Yesterday evening, the France’s National Assembly voted definitively in favor of the pro-taxi “Thévenoud law,” which imposed a certain number of restrictions and regulations on both Taxis and VTC (licensed professional drivers of services like Uber, Chauffeur-Privé, SnapCar). Those regulations include a comical list, among them:
- VTC Drivers must return to their dispatch after each ride (Taxis don’t have to)
- VTC services may not use geolocalization services (Taxis may)
The law also includes restrictions on pricing, the type of car which may be used, as well as new regulation around applications for VTC licenses.
In response to the recent announcement, Thibaud Simphal, who manages Uber’s Paris operations, said in a statement:
“France has made the choice of an unfair law, adopted in haste, one which slows the development of the sector…”
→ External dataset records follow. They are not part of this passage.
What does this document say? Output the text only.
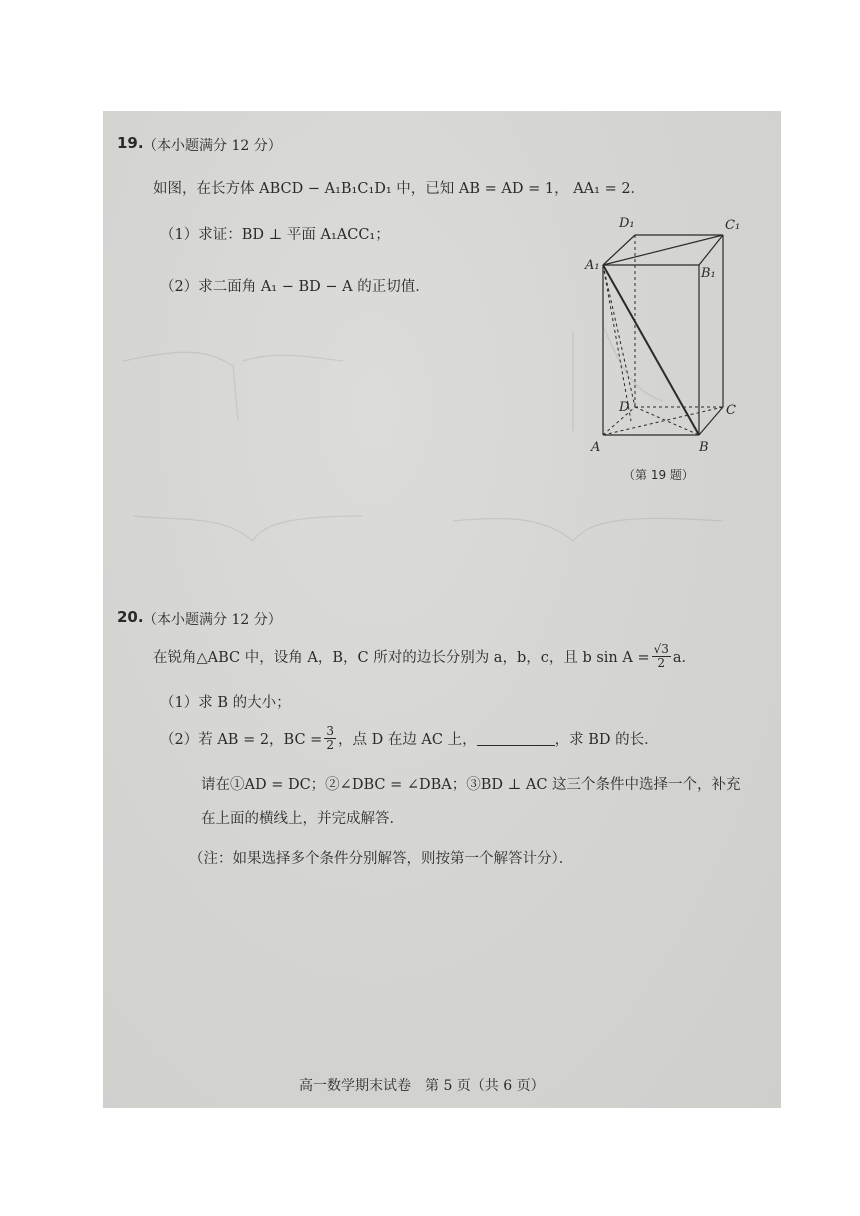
19. （本小题满分 12 分）
如图，在长方体 ABCD − A₁B₁C₁D₁ 中，已知 AB = AD = 1， AA₁ = 2．
（1）求证：BD ⊥ 平面 A₁ACC₁；
（2）求二面角 A₁ − BD − A 的正切值．
D₁	C₁
A₁
B₁
D	C
A	B
（第 19 题）
20. （本小题满分 12 分）
在锐角△ABC 中，设角 A，B，C 所对的边长分别为 a，b，c，且 b $\sin A = \frac{√3}{2}$ a．
（1）求 B 的大小；
（2）若 AB = 2，BC = $\frac{3}{2}$ ，点 D 在边 AC 上，	，求 BD 的长．
请在①AD = DC；②∠DBC = ∠DBA；③BD ⊥ AC 这三个条件中选择一个，补充
在上面的横线上，并完成解答．
（注：如果选择多个条件分别解答，则按第一个解答计分）．
高一数学期末试卷　第 5 页（共 6 页）
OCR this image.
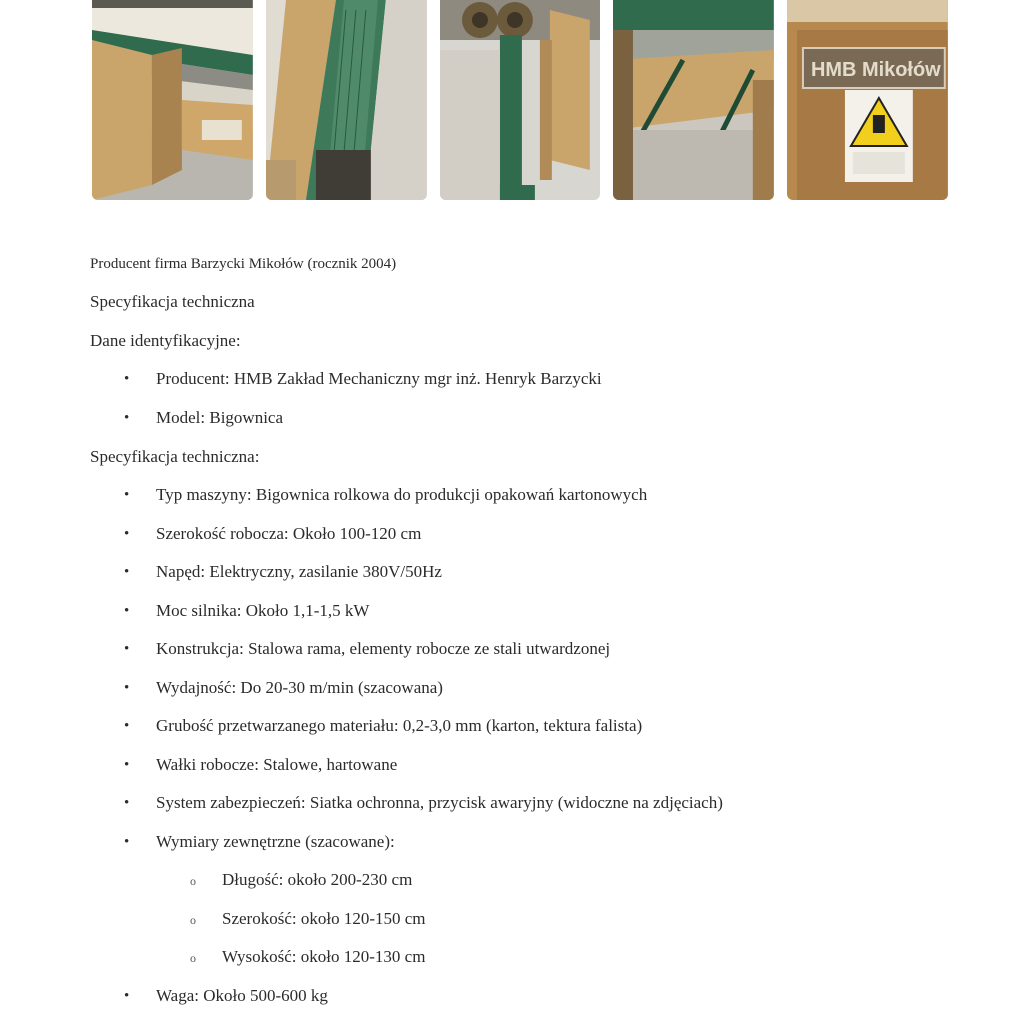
HMB Mikołów
Producent firma Barzycki Mikołów (rocznik 2004)
Specyfikacja techniczna
Dane identyfikacyjne:
• Producent: HMB Zakład Mechaniczny mgr inż. Henryk Barzycki
• Model: Bigownica
Specyfikacja techniczna:
• Typ maszyny: Bigownica rolkowa do produkcji opakowań kartonowych
• Szerokość robocza: Około 100-120 cm
• Napęd: Elektryczny, zasilanie 380V/50Hz
• Moc silnika: Około 1,1-1,5 kW
• Konstrukcja: Stalowa rama, elementy robocze ze stali utwardzonej
• Wydajność: Do 20-30 m/min (szacowana)
• Grubość przetwarzanego materiału: 0,2-3,0 mm (karton, tektura falista)
• Wałki robocze: Stalowe, hartowane
• System zabezpieczeń: Siatka ochronna, przycisk awaryjny (widoczne na zdjęciach)
• Wymiary zewnętrzne (szacowane):
o Długość: około 200-230 cm
o Szerokość: około 120-150 cm
o Wysokość: około 120-130 cm
• Waga: Około 500-600 kg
The law was originally brought forth by Thomas Thévenoud, the foreign trade minister who has since stepped down from office after it was discovered he hadn’t paid taxes or rent in the last three years (Thévenoud claimed to have “administrative phobia,” a comment which went viral in recent weeks).
The new law is a significant step back for Uber, who has been struggling across Europe to work with governments & taxi unions. After a short stint ban in Germany earlier this month, Uber drivers (& passengers) were stopped in Barcelona all last weekend, prompting many users to accuse Uber of operating a service they openly knew was illegal in the eyes of the government.
Nothing short of overturning this law will be necessary for Uber to maintain its positioning as a disrupting force. Alternatively, it’s been given a mandate to change its mobile application, its pricing, and how it manages drivers – somehow, that doesn’t seem like an order that Travis Kalanick has plans to follow.